The news is overloaded with photographs of people forced to kneel to be executed, stories of mutilated bodies hanging from lampposts, reports of public humiliation like the recent spectacle of captured Ukrainian soldiers paraded through streets filled with bloodthirsty crowds. The world seems poised on a new age of savagery in which indiscriminate mass killings make a mockery of individual lives, while we look on horrified, powerless and afraid. Yet, little of this is new. Totalitarian regimes and insurgent fanatics have been using these tactics for millennia. They do it to get rid of people they don’t like. They do it to incite the barbaric passions of their base. They do it to scare the rest of us into silence. The Romans had their crucifixions, the Jim Crow South its lynching parties. Hitler vilified the Jews, Stalin held show trials and built gulags. Today ISIS practices undiluted cruelty. It works. We are cowed.

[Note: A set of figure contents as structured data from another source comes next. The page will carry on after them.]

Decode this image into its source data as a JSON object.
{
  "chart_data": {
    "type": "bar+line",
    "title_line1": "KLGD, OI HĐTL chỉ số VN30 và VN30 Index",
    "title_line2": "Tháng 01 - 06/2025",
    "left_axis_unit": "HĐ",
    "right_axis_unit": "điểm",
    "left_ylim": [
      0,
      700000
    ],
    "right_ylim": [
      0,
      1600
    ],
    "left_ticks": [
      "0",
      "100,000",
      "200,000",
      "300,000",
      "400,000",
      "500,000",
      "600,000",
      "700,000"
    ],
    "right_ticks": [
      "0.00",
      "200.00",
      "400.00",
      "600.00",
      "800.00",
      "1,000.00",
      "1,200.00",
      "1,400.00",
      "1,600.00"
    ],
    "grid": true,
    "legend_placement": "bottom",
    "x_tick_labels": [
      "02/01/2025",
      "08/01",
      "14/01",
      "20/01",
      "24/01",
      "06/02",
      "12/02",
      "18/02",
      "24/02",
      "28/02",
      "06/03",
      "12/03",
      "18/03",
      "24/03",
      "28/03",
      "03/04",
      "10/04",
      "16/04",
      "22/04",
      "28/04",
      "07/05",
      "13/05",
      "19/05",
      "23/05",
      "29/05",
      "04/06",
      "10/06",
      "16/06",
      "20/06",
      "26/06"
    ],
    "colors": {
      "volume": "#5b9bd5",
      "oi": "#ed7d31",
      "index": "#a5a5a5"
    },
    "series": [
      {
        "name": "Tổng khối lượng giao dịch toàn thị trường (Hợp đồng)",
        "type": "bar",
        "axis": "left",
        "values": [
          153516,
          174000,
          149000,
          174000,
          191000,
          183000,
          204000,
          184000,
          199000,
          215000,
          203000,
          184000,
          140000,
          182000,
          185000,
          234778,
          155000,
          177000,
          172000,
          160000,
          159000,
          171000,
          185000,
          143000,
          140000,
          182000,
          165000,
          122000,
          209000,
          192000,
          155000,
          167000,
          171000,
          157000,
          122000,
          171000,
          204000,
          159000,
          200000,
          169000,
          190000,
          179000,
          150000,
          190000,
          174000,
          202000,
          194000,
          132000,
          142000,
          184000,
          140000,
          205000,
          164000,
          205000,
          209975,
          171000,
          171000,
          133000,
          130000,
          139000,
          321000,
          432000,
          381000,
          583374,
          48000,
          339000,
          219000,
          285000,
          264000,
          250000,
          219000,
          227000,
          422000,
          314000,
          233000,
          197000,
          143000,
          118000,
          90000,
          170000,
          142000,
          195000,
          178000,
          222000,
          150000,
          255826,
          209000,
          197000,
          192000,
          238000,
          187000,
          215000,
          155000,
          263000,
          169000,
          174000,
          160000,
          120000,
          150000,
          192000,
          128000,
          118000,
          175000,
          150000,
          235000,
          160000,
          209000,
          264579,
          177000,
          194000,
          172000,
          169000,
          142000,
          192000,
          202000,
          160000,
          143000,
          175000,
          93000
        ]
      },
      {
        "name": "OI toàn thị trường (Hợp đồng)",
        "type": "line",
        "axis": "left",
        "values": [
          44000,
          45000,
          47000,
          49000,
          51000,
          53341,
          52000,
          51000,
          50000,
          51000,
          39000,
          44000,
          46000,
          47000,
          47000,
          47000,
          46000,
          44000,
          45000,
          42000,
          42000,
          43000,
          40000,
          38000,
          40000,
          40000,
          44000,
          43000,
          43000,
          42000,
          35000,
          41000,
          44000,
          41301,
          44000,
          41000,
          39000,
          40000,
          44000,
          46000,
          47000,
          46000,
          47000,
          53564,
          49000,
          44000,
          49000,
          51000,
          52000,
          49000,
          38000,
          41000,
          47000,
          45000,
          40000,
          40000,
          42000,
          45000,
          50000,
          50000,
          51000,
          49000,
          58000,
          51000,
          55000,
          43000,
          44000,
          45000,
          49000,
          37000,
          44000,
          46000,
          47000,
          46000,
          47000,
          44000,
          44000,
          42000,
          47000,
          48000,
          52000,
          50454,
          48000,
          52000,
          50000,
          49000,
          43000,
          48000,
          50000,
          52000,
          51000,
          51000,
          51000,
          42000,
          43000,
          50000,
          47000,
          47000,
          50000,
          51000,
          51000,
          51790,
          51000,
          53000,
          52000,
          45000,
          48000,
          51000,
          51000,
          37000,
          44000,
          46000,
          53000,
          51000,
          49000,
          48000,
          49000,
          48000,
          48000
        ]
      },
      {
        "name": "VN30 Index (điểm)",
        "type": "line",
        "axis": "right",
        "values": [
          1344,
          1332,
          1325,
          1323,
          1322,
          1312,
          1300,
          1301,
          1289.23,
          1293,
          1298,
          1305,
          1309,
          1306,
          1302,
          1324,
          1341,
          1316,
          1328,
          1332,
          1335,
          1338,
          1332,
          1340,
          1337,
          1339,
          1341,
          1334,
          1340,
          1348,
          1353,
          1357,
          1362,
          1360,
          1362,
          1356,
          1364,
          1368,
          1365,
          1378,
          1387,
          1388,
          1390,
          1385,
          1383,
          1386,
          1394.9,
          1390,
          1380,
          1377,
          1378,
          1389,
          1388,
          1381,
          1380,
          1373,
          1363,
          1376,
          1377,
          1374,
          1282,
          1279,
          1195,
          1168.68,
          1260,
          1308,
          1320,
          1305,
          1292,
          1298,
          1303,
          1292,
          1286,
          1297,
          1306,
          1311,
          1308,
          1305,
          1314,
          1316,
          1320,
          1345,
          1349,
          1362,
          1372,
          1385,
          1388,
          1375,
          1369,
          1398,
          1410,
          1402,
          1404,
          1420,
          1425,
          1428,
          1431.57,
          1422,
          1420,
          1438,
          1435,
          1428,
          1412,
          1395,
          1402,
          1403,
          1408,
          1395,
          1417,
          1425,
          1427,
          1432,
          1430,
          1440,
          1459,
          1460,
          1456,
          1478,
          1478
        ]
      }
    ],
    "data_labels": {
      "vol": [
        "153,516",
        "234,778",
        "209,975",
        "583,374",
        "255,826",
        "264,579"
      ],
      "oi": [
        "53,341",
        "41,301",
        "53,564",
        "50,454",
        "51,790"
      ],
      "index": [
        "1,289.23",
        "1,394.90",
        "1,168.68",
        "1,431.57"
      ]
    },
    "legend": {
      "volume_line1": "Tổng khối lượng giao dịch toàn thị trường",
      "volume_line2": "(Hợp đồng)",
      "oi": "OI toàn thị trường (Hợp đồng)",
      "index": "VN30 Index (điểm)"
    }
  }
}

And yet, no matter how thorough, how brutal or how massive the slaughter, the human spirit finds a way to endure. Hitler killed 20 million people, Stalin 40 million, Mao 70 million, but it was never enough. The spark of opposition survived – in a religion that went underground, in a culture that would not be crushed, in art that subverted the state, in the courage of a few who would not be silent.

We think of Isis as a brutal jihadi army. But we should remember that she is also the Egyptian goddess of nature and rebirth. Of hope.